Спустя немного я чуть отдернул занавеску и посмотрел на Люцию; хотя в платье, которое она мерила, не было ничего особенного, я просто не поверил своим глазам: его относительно современный покрой неожиданно превратил Люцию в совсем другое существо. «Разрешите взглянуть», — отозвался за моей спиной продавец и тут же обрушил на Люцию и на платье, что она мерила, поток восторгов. Затем он посмотрел на меня, на мои петлицы и спросил (хотя утвердительный ответ предполагался заранее), из политических ли я. Я кивнул. Он подмигнул, улыбнулся и сказал: «У меня есть кое-что получше; не изволите ли взглянуть?» И в мгновение ока на прилавке появились несколько летних платьев и одно экстравагантное вечернее. Люция надевала их одно за другим, и все ей были к лицу, во всех она была какой-то новой, а в вечернем — и вовсе неузнаваемой.
Узловые повороты в развитии любви не всегда бывают вызваны событиями драматическими, а часто — обстоятельствами, на первый взгляд совершенно несущественными.

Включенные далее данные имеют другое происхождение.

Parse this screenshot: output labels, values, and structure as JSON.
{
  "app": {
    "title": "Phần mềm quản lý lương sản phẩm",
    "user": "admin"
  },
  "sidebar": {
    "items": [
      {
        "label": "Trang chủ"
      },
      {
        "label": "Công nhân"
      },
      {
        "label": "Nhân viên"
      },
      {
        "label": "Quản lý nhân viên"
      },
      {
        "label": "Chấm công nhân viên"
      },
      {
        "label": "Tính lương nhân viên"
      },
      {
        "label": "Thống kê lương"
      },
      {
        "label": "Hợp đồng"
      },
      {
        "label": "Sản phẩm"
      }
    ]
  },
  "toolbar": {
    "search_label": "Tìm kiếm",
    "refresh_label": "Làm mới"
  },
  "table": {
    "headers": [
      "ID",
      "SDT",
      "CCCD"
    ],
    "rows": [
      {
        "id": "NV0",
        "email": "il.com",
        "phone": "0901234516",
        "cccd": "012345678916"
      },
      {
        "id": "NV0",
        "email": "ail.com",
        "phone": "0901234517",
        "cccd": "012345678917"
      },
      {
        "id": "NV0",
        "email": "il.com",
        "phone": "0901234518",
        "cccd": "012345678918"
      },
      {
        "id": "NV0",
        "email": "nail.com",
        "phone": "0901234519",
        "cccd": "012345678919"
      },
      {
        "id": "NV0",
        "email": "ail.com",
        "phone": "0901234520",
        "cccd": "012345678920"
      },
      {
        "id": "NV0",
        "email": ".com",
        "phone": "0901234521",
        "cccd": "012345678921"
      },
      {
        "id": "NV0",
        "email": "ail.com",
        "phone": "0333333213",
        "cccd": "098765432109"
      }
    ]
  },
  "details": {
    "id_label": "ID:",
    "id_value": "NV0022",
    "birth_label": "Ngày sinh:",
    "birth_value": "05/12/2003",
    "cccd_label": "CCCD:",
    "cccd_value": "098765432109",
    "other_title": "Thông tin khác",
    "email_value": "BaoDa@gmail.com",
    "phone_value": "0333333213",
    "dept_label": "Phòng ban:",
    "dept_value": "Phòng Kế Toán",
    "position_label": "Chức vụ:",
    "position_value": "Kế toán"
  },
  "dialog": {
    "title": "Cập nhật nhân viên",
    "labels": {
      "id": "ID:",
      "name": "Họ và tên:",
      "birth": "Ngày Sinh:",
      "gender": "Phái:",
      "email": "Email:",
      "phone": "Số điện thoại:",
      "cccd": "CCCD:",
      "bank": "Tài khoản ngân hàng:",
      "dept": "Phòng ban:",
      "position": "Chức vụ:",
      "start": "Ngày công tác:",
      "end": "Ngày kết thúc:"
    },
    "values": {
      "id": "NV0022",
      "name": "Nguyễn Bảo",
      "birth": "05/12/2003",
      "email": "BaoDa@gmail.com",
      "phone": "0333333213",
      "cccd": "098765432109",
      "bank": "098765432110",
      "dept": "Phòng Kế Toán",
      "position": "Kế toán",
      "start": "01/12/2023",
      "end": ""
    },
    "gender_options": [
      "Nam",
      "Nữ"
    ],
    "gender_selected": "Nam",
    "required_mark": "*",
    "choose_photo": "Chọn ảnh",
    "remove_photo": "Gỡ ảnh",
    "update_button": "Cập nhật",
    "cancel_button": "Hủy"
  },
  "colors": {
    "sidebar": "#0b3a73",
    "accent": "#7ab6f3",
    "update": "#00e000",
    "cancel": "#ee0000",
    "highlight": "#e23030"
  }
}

В развитии моей любви к Люции такую роль сыграло платье. До сего времени чем только не была для меня Люция: ребенком, источником умиления, источником утешения, бальзамом и возможностью уйти от самого себя, она была для меня буквально всем — но только не женщиной. Наша любовь в телесном смысле этого слова не переходила границы поцелуев. Впрочем, и способ, каким целовалась Люция, был детским (я обожал эти долгие, но целомудренные поцелуи сжатыми сухими губами, что, лаская друг друга, так трогательно пересчитывали нежные бороздки любимого рта).
Короче говоря — до этого времени я испытывал к ней нежность, но ни в коем разе не чувственность; с отсутствием чувственности я так свыкся, что даже не осознавал его; мое отношение к Люции казалось мне таким прекрасным, что и в голову не приходило, что мне чего-то недостает. Все гармонически сливалось воедино: Люция — ее по-монастырски серая одежда — и мои по-монастырски невинные чувства к ней. В тот момент, когда Люция надела новое платье, все уравнение было внезапно нарушено; Люция сразу вырвалась из моих представлений о Люции: я понял, что у нее есть и другие возможности, и другой облик, нежели тот трогательно деревенский. Я вдруг увидел в ней красивую женщину, чьи ноги соблазнительно обрисовывались под ладно скроенной юбкой, чье тело было удивительно пропорционально и чья неприметность бесследно растворялась в платье яркого цвета и красивого фасона. Я был совершенно ошеломлен ее внезапно явленным телом.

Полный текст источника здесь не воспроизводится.